A 6.6-earthquake has struck Afghanistan shaking a number of major cities across south-west Asia.
According to the US Geological Survey (USGS), the quake struck close to Afghanistan’s border with Tajikistan at 10:28 GMT.
The tremor was felt in Kabul, Islamabad, Lahore and Delhi, forcing residents to leave their homes.
In October 2015, a magnitude-7.5 quake in the same border area killed close to 300 people.
The latest quake, in the sparsely-populated Hindu Kush mountains, struck at a depth of 210km, the USGS reported. It was the same depth as the 2015 quake.
At least one person died in Pakistan’s Swat region, with another 30 injured, emergency officials said.

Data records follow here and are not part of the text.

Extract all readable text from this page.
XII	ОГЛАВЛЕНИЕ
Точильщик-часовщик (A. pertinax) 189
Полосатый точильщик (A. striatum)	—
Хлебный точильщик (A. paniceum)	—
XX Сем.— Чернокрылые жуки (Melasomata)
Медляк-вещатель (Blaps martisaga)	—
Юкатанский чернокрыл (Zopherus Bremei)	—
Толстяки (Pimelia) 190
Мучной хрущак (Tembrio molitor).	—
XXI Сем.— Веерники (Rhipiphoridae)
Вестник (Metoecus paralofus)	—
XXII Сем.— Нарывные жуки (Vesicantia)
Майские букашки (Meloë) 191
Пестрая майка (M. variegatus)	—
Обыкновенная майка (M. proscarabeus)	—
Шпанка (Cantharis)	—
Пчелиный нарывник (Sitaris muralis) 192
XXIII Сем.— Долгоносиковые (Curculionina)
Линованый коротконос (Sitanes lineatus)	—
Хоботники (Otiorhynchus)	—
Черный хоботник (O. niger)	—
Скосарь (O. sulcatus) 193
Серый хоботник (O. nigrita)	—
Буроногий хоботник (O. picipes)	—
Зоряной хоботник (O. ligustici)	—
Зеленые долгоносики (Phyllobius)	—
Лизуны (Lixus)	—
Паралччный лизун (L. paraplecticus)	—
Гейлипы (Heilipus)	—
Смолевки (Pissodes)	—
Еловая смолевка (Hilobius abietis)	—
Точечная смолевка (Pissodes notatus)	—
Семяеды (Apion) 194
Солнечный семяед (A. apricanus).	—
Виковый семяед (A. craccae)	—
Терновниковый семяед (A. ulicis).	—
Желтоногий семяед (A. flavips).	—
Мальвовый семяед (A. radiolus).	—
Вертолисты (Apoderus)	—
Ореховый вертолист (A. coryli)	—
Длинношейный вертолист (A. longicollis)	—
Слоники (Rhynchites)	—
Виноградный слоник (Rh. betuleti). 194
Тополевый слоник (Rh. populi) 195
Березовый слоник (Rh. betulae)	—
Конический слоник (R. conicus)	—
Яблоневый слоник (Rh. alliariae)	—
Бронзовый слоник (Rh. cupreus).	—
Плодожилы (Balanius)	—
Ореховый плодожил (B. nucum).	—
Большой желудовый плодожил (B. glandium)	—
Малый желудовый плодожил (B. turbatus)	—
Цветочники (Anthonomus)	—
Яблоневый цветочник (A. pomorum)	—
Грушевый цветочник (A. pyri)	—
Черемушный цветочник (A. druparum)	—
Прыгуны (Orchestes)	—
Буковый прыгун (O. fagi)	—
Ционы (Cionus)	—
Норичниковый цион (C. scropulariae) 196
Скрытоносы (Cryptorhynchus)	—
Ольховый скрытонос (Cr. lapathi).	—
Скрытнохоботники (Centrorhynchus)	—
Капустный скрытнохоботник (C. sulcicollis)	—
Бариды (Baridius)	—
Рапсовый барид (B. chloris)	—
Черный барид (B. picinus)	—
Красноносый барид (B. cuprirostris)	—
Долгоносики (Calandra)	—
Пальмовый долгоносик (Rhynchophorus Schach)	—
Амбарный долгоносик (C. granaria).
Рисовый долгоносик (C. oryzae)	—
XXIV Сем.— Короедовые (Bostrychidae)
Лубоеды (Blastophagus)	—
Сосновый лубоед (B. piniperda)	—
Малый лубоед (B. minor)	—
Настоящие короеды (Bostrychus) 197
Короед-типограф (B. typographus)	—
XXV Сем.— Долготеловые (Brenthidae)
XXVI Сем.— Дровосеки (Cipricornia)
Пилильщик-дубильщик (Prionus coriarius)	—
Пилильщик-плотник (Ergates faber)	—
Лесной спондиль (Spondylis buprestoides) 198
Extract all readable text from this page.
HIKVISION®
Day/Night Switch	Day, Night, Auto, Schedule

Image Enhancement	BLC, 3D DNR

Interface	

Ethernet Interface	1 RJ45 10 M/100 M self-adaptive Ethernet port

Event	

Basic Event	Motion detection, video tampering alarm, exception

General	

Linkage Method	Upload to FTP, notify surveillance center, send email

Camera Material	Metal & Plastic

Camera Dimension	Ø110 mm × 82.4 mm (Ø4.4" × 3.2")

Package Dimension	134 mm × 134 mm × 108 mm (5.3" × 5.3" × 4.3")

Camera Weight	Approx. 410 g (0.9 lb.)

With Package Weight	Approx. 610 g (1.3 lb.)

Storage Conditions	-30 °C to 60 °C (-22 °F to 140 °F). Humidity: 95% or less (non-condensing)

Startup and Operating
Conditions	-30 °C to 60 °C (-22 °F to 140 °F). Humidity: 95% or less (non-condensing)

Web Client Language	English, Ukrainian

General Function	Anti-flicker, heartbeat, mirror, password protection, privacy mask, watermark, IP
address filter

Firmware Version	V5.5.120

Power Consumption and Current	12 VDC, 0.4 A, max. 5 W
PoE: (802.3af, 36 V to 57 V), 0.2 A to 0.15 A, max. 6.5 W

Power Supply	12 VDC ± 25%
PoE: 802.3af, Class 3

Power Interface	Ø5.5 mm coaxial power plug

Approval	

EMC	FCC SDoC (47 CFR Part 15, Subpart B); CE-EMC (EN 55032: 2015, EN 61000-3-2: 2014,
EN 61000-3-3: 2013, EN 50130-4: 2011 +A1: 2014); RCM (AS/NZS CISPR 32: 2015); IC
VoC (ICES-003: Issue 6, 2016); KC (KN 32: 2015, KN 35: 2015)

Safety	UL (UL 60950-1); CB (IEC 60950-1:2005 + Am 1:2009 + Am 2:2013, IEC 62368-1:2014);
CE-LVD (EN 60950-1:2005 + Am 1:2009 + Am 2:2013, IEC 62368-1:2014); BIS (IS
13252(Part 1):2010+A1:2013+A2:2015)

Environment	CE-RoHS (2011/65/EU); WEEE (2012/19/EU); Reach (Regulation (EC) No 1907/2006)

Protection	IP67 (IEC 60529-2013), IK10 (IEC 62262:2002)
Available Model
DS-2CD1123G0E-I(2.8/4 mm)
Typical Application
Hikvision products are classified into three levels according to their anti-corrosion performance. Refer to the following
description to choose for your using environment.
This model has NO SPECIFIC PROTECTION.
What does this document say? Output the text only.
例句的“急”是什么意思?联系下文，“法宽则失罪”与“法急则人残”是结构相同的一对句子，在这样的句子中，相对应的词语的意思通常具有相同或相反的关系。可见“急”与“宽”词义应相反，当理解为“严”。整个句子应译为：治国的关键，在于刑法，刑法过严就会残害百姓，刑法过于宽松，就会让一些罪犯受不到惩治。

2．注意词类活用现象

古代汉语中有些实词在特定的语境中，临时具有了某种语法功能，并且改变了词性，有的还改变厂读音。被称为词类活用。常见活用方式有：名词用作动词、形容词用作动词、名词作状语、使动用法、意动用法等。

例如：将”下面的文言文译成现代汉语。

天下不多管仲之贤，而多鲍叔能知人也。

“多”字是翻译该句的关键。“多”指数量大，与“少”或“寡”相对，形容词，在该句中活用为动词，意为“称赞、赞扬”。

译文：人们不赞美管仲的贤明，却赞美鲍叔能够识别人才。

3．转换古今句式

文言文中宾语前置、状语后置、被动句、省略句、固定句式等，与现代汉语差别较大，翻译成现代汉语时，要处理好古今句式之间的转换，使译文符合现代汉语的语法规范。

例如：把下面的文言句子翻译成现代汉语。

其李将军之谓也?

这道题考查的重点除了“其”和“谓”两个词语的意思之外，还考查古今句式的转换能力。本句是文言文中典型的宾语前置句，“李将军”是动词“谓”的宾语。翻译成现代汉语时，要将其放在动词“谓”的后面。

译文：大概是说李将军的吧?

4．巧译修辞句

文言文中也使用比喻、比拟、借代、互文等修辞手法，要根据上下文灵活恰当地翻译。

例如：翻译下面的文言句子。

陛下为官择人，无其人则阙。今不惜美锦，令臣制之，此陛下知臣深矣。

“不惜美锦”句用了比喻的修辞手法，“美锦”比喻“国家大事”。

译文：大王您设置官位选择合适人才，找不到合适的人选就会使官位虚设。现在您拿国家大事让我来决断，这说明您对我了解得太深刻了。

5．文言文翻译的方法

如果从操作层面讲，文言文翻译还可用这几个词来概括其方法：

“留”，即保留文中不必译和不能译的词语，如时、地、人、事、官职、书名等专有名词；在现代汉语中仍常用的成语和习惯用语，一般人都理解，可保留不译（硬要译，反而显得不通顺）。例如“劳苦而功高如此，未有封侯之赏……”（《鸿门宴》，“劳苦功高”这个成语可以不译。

There were no reports of significant damage, but a spokesman for Pakistan’s National Disaster Management Authority said there was a high risk of landslides.
The USGS says the earthquake took place in “one of the most seismically hazardous regions on earth”.
The Hindu Kush mountains sit on the corner of the Indian plate, rather than being at the front line of the continental collision, where the Himalayas are thrust upwards as India disappears beneath Eurasia at a rate of 2ins per year.
It is in this rugged region that the sideways slip between India and Afghanistan meets the head-on impact of the Himalayan fault line. There are many small, interacting faults and forces pushing in different directions.
Pakistan’s Dawn newspaper reported on April 9 that the region had been shaken by a series of strong quakes centered on Hindu Kush in recent days.